In whatever man ventures into he is always surrounded by myths which are sometimes imbibed into him from childhood and sometimes through various other channels. Here are some of the most common exercise myths based on current exercise research.

1. You Will Burn More Fat If You Exercise Longer at a Lower Intensity.

This is the biggest myths that one has. The most important focus in exercise is the amount of fats that you burn while you are doing that activity. The faster you walk, step or run, for example, the more calories you use per minute. However, high-intensity exercise is difficult to sustain if you are a beginner or you have not exercised for a while, so you may not exercise very long at this level. It is safer, and more practical, to start out at a lower intensity and work your way up gradually.

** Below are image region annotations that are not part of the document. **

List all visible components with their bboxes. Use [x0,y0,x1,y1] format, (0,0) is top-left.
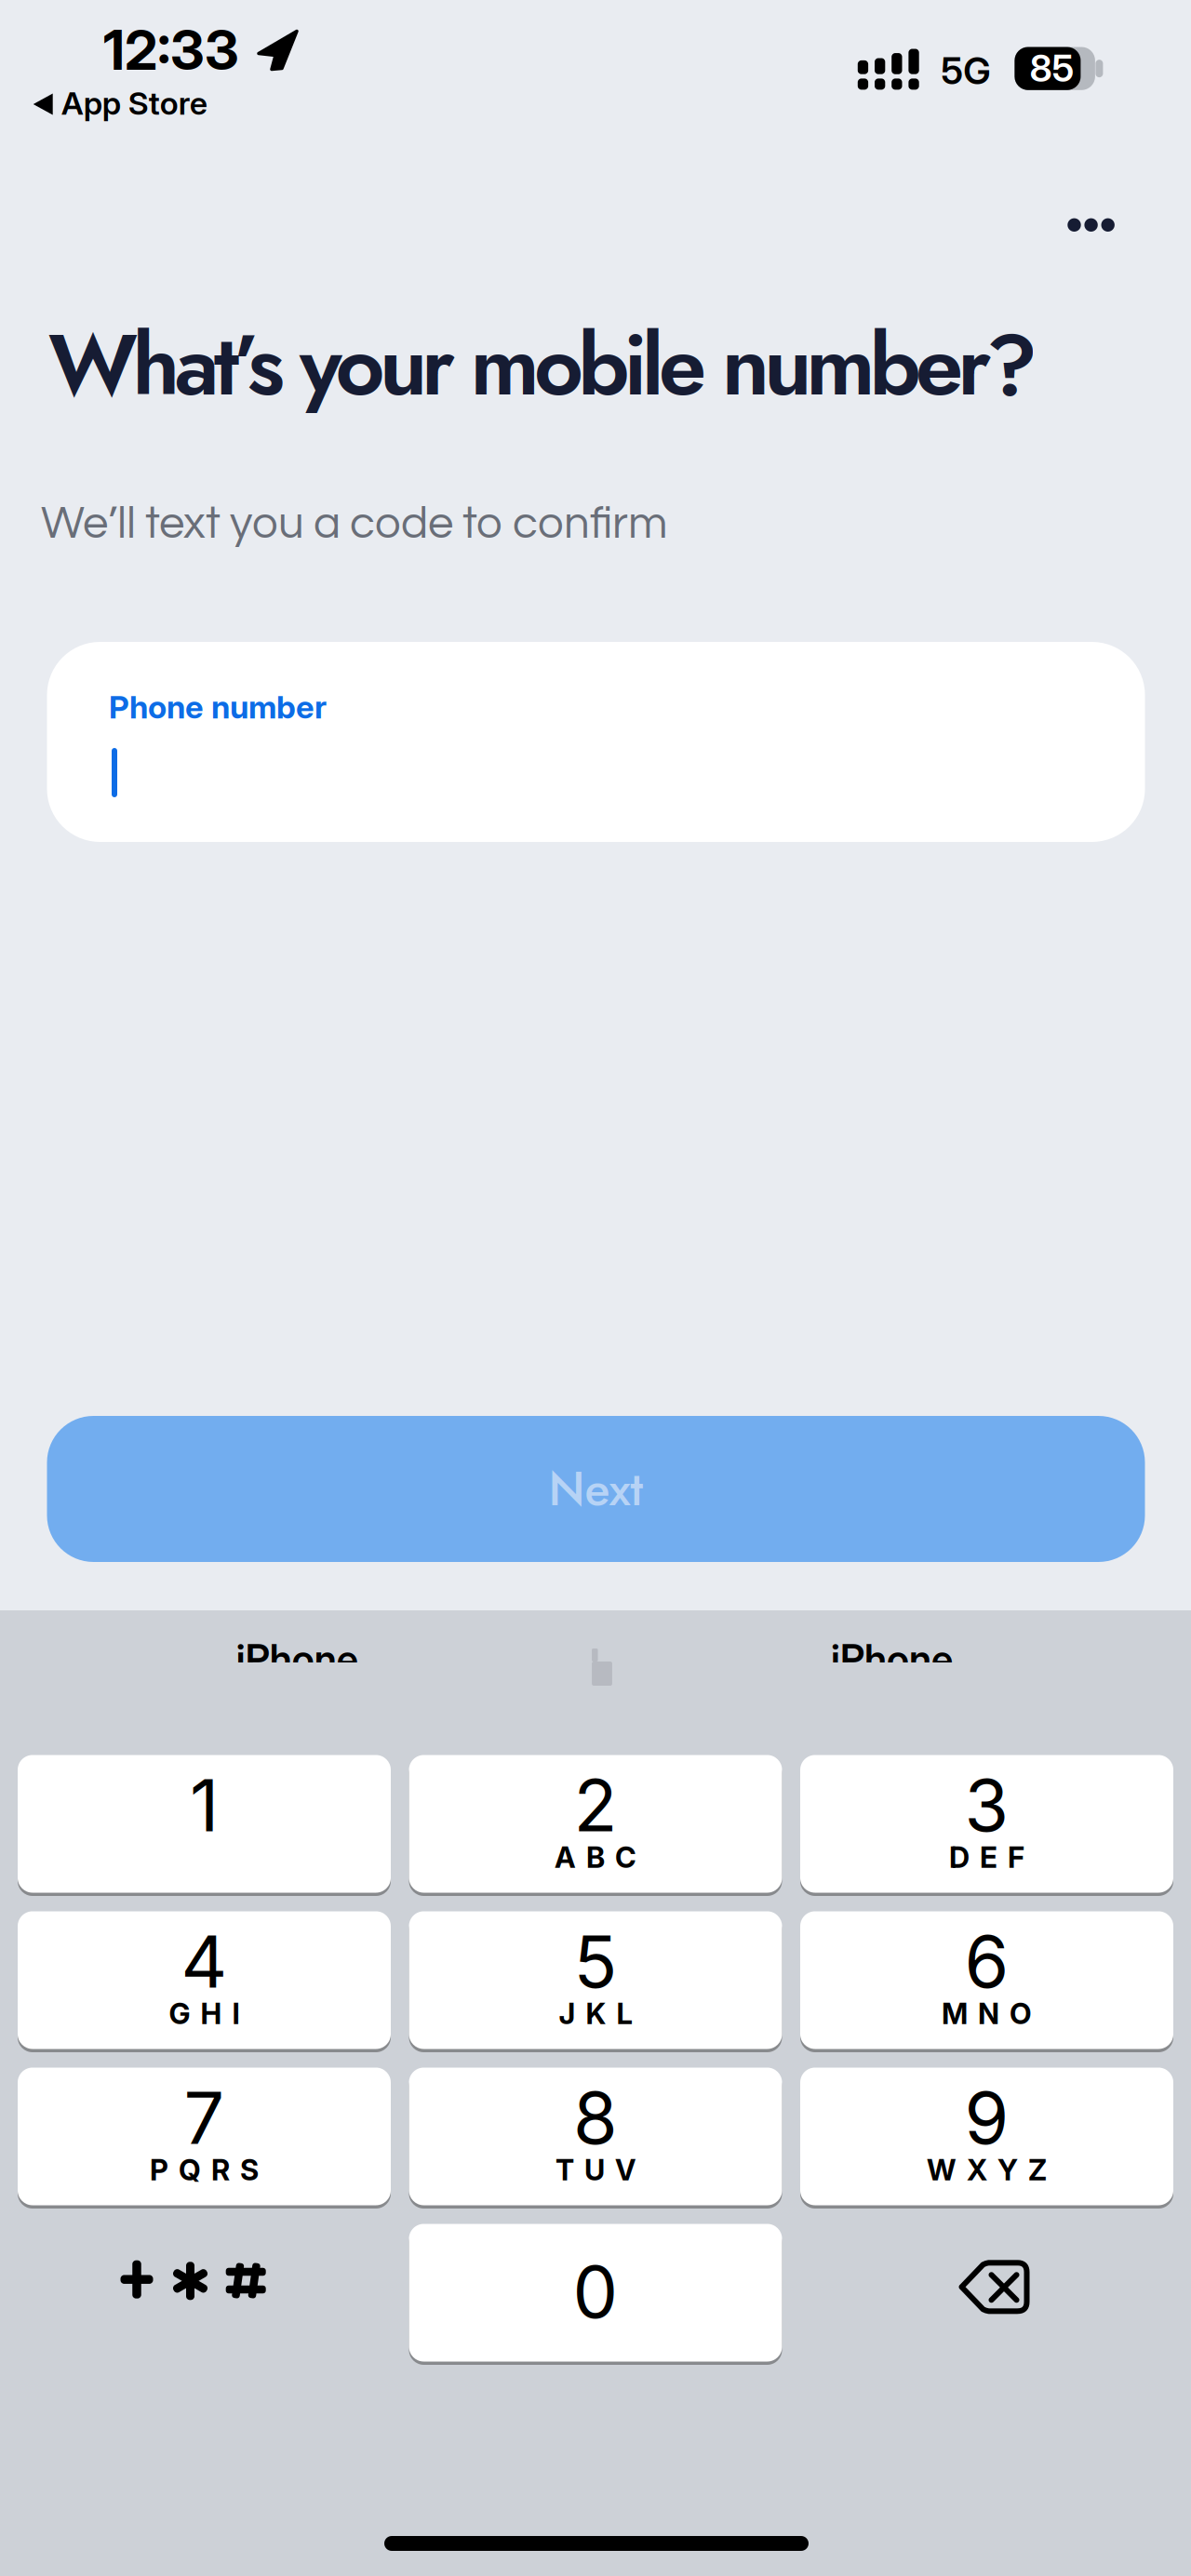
staticText: 8 [573,2074,618,2161]
staticText: 0 [573,2248,618,2335]
staticText: 12:33 [103,17,239,83]
button[interactable]: 6 [800,1911,1173,2049]
staticText: 7 [184,2074,225,2161]
staticText: 5G [941,48,990,93]
staticText: JKL [559,1996,632,2031]
staticText: GHI [169,1996,240,2031]
button[interactable]: 8 [409,2068,782,2205]
staticText: 4 [181,1918,227,2005]
staticText: PQRS [150,2152,259,2187]
button[interactable]: Plus star pound [118,2257,276,2307]
button[interactable]: 3 [800,1755,1173,1893]
staticText: Next [549,1455,643,1523]
button[interactable]: iPhone [102,1608,492,1710]
button[interactable]: iPhone [697,1608,1087,1710]
staticText: WXYZ [927,2152,1047,2187]
button[interactable]: Delete [959,2257,1030,2317]
button[interactable]: More options [1068,218,1115,232]
staticText: 1 [190,1762,219,1849]
staticText: 5 [574,1918,617,2005]
staticText: Phone number [109,688,327,726]
staticText: iPhone [236,1635,358,1682]
staticText: 3 [964,1762,1009,1849]
staticText: 6 [964,1918,1009,2005]
staticText: DEF [949,1840,1024,1875]
staticText: 85 [1029,45,1074,91]
button[interactable]: 4 [18,1911,391,2049]
button[interactable]: Back to App Store [33,83,247,124]
button[interactable]: 0 [409,2224,782,2362]
staticText: 9 [964,2074,1009,2161]
button[interactable]: 2 [409,1755,782,1893]
staticText: What’s your mobile number? [48,303,1038,426]
staticText: 2 [574,1762,617,1849]
button[interactable]: 7 [18,2068,391,2205]
button[interactable]: 1 [18,1755,391,1893]
staticText: ABC [555,1840,636,1875]
staticText: MNO [942,1996,1032,2031]
staticText: TUV [555,2152,636,2187]
button[interactable]: 5 [409,1911,782,2049]
button[interactable]: Next [47,1416,1145,1562]
staticText: App Store [61,84,207,122]
staticText: We’ll text you a code to confirm [41,500,668,547]
button[interactable]: 9 [800,2068,1173,2205]
button[interactable]: Phone number [47,642,1145,842]
staticText: iPhone [831,1635,953,1682]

2. If You're Not Going to Work Out Hard and Often, Exercise Is a Waste of Time.
This kind of thinking keeps a lot of people from maintaining or even starting an exercise program. Research continues to show that any exercise is better than none. For example, regular walking or gardening for as little as an hour a week has been shown to reduce the risk of heart disease.

3. Yoga Is a Completely Gentle and Safe Exercise.

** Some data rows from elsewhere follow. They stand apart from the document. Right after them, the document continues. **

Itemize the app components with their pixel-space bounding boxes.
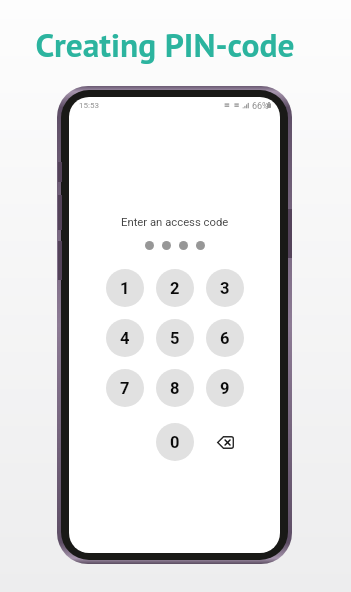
button[interactable]: 3 — [206, 269, 244, 307]
button[interactable]: Backspace — [206, 423, 244, 461]
staticText: 2 — [170, 279, 180, 298]
button[interactable]: 0 — [156, 423, 194, 461]
staticText: 66% — [252, 101, 269, 112]
button[interactable]: 7 — [106, 369, 144, 407]
button[interactable]: 6 — [206, 319, 244, 357]
staticText: Creating PIN-code — [35, 23, 295, 66]
button[interactable]: 2 — [156, 269, 194, 307]
staticText: 0 — [170, 433, 180, 452]
button[interactable]: 5 — [156, 319, 194, 357]
staticText: 9 — [220, 379, 230, 398]
button[interactable]: 4 — [106, 319, 144, 357]
staticText: Enter an access code — [121, 216, 229, 229]
staticText: 1 — [120, 279, 130, 298]
button[interactable]: 1 — [106, 269, 144, 307]
staticText: 4 — [120, 329, 130, 348]
staticText: 15:53 — [79, 101, 99, 110]
button[interactable]: 8 — [156, 369, 194, 407]
staticText: 6 — [220, 329, 230, 348]
button[interactable]: 9 — [206, 369, 244, 407]
staticText: 8 — [170, 379, 180, 398]
staticText: 5 — [170, 329, 180, 348]
staticText: 7 — [120, 379, 130, 398]
staticText: 3 — [220, 279, 230, 298]
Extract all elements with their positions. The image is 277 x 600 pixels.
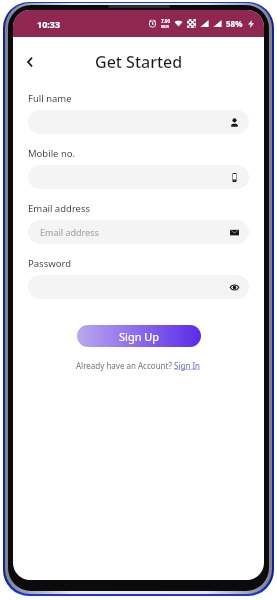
staticText: Sign In	[174, 360, 201, 371]
staticText: Full name	[28, 92, 72, 105]
staticText: Already have an Account?	[76, 360, 174, 371]
staticText: 58%	[226, 18, 243, 29]
staticText: Email address	[28, 202, 91, 215]
button[interactable]	[28, 275, 249, 299]
staticText: 7.00	[161, 18, 170, 24]
button[interactable]: Back	[19, 51, 41, 73]
button[interactable]: Sign Up	[77, 325, 201, 347]
staticText: 10:33	[37, 18, 61, 30]
staticText: Sign Up	[119, 329, 160, 344]
staticText: Get Started	[95, 51, 183, 73]
button[interactable]	[28, 165, 249, 189]
staticText: Email address	[40, 226, 99, 238]
staticText: Password	[28, 257, 71, 270]
button[interactable]: Email address	[28, 220, 249, 244]
button[interactable]: Sign In	[174, 360, 201, 371]
staticText: KB/S	[161, 24, 170, 29]
staticText: Mobile no.	[28, 147, 76, 160]
button[interactable]	[28, 110, 249, 134]
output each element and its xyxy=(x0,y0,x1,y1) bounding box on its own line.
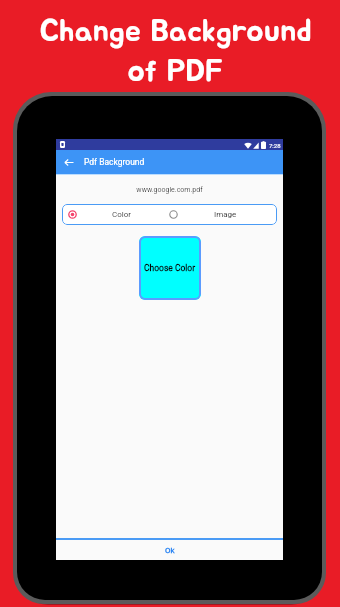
button[interactable]: Color xyxy=(62,210,169,219)
staticText: Choose Color xyxy=(144,263,196,273)
staticText: of PDF xyxy=(127,55,223,87)
staticText: Image xyxy=(214,210,237,219)
staticText: 7:28 xyxy=(269,142,281,149)
staticText: Pdf Background xyxy=(84,157,145,167)
staticText: Change Background xyxy=(39,15,312,47)
button[interactable]: Ok xyxy=(56,540,283,560)
button[interactable]: Choose Color xyxy=(139,236,201,300)
button[interactable]: Back xyxy=(61,154,77,170)
staticText: www.google.com.pdf xyxy=(56,186,283,194)
staticText: Ok xyxy=(165,546,175,555)
staticText: Color xyxy=(112,210,131,219)
button[interactable]: Image xyxy=(169,210,277,219)
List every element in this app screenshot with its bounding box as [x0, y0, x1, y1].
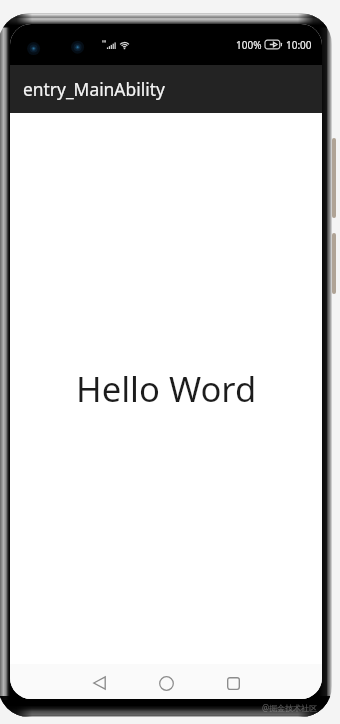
- button[interactable]: Back: [76, 668, 122, 698]
- staticText: entry_MainAbility: [23, 77, 165, 101]
- staticText: Hello Word: [76, 365, 257, 412]
- button[interactable]: Home: [143, 668, 189, 698]
- staticText: 100%: [236, 38, 262, 52]
- staticText: 10:00: [286, 38, 312, 52]
- button[interactable]: entry_MainAbility: [10, 65, 322, 113]
- staticText: @掘金技术社区: [262, 702, 318, 713]
- button[interactable]: Recent apps: [210, 668, 256, 698]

Well this belief is very wrong. Yoga is an excellent form of exercise, but some styles are quite rigorous and demanding both physically and mentally. As with any form of exercise, qualified, careful instruction is necessary for a safe, effective workout. Some exercises if not continued and abruptly stopped can cause serious health risks.

4. Regular Exercise Will Help You Lose Weight Quickly.
This is also a wrong belief. In reality, genetics play an important role in how people respond to exercise. Studies have shown that a group of people who have been following the same set of exercises response differently and weight loss is also different.

5. Exercise Alone Will Keep Your Weight In Check.

This is the general misconception. Weight gain or loss is depends on various factors, including dietary intake and genetics. All individuals will not lose the same amount of weight on the same exercise program. It is possible to be active and overweight. However, although exercise alone cannot guarantee your ideal weight, regular physical activity is one of the most important factors for successful long-term weight management.

6. Home Workouts Are Fine, But Going to a Gym Is the Best Way to Get Fit.
Research has shown that some people find it easier to stick to a home-based fitness program. In spite of all the hype on trendy exercise programs and facilities, the "best" program for you is the one you will participate in consistently.